Em tôrno da pergunta que intitula êste  capítulo, inúmeras foram as respostas dadas. Os idealistas kantianos, cépticos, etc., julgam que não é o homem, devido às condições de sua mente, capaz de resolver êste problema. Outros, porém, não são mesmo pensar, e propõem soluções. Para Boscowitch e Leibnitz o contínuo é formado de entes simples, separados, com uma distância entre si, que nos dão a impressão de continuidade. Na verdade, para êles, não há a extensão, mas apenas um fenômeno, que surge para nós, como extensão. Para outros, os corpos são compostos de entes simples, e de número infinito, que se tangem; outros, ainda, dizem que os corpos são formalmente contínuos, embora compostos de partículas mínimas, como delas se refere a Ciência.

Afinal, outros, admitem a descontinuidade da matéria, e que um corpo é formado de mínimas partículas, e que  a sua continuidade é apenas formal, e que êsse contínuo formal é sempre divisível.


Sem dúvida, a realidade dos corpos nos revela a extensão; esta pode ser verificada por meios instrumentais. O intelecto fundado nos sentidos e na experiência científica, conclui que não é impossível um contínuo. Aquêles que afirmam que os corpos são compostos de entes simples, portanto indivisíveis, terão de permanecer ante estas duas possibilidades: êstes entes simples distanciam-se ou não se distanciam uns dos outros? Se não se distanciam, tocam-se, e, neste caso, desapareceria a extensão, porque êles coincidiriam uns com os outros, já que não são extensos; se se distanciam, dar-se-ia, entre êles, uma acção à distância, a qual veremos, é impossível.

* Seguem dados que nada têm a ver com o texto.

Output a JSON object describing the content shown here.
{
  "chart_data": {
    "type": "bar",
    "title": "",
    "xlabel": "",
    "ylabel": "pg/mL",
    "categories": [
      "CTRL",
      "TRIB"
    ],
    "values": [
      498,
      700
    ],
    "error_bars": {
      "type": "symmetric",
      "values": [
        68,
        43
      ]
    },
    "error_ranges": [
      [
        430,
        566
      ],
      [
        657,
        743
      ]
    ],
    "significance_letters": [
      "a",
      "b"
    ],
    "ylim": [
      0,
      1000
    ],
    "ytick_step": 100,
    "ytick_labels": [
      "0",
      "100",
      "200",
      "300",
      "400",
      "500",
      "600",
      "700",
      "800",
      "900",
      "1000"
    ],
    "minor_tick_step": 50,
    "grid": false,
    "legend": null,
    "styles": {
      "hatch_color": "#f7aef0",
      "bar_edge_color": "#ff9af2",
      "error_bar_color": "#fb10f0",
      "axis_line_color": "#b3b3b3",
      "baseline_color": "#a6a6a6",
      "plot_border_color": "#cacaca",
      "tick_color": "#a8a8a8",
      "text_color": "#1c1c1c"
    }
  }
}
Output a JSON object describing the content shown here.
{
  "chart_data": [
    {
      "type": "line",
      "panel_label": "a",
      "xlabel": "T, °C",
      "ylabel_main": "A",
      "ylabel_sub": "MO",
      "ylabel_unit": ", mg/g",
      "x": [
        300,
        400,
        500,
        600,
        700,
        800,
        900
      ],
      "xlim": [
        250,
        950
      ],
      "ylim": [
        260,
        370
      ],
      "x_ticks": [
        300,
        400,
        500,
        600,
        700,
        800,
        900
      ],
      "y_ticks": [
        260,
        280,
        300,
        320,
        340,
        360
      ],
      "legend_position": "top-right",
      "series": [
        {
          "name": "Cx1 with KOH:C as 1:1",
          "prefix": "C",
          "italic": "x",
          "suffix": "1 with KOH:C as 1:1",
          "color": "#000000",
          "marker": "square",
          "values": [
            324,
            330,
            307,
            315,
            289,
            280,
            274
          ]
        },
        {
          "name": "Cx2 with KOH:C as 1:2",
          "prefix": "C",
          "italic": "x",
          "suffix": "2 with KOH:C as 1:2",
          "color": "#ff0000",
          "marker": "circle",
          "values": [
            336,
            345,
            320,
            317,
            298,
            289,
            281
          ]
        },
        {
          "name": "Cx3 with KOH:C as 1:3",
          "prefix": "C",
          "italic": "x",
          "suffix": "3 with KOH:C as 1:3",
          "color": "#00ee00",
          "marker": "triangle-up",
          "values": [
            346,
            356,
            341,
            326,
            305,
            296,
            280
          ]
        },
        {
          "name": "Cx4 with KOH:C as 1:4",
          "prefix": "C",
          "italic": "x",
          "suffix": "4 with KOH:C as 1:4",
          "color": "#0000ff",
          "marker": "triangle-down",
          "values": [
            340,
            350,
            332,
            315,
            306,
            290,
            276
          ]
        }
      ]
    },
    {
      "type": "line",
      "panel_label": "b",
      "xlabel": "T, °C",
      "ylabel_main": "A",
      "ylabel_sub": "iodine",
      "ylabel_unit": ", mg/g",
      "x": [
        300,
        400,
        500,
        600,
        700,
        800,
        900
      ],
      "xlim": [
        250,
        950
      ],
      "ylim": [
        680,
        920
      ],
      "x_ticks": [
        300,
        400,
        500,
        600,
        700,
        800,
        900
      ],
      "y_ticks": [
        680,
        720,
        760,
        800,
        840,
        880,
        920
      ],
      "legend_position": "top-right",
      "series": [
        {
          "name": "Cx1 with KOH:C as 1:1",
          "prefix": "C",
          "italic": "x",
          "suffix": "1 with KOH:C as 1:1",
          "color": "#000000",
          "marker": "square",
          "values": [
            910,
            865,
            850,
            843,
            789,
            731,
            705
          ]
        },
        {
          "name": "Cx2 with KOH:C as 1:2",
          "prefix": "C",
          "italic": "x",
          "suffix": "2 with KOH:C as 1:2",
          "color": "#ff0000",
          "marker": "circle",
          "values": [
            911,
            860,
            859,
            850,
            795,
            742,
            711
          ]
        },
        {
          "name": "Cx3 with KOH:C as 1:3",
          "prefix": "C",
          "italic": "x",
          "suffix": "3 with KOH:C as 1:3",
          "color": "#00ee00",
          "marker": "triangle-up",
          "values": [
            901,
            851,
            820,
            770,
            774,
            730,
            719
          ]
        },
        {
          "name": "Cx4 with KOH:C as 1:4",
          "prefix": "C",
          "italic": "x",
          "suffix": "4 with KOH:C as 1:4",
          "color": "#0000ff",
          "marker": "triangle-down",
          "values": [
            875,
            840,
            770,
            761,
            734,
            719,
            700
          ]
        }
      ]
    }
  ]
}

Ter-se-ia, ademais, de afirmar a existência de um espaço vazio entre as partículas, o que provaremos ser infundado. Pois o espaço vazio é um ente de razão, que se funda na extensão, e não a extensão naquele. É a extensão que funda o espaço, e não o espaço interposto, que funda a extensão.


A conclusão, que se pode tirar, é a seguinte: que as últimas partículas de um corpo são formalmente contínuas, que êste não pode ser constituído de indivisíveis, hipotética e matemàticamente considerados. Fisicamente considerado, o corpo tem um mínimo formal deixando de ser o que é para ser outro, se por meios mecânicos ou sobrenaturais, é dividido nos elementos que o compõem. Êstes, por sua vez, são formalmente contínuos; portanto, divisíveis, hipotética e matemàticamente. Fisicamente, alcançar-se-ia o que formalmente não é êle, desde que atingido o mínimo natural. A caracterização do que fica além das últimas partículas conhecidas actualmente cabe à Ciência promove-la."



Mário Ferreira dos Santos, Erros na Filosofia da Natureza, Coleção Uma Nova Consciência, Editora Matese, São Paulo, 1967, p. 31-33.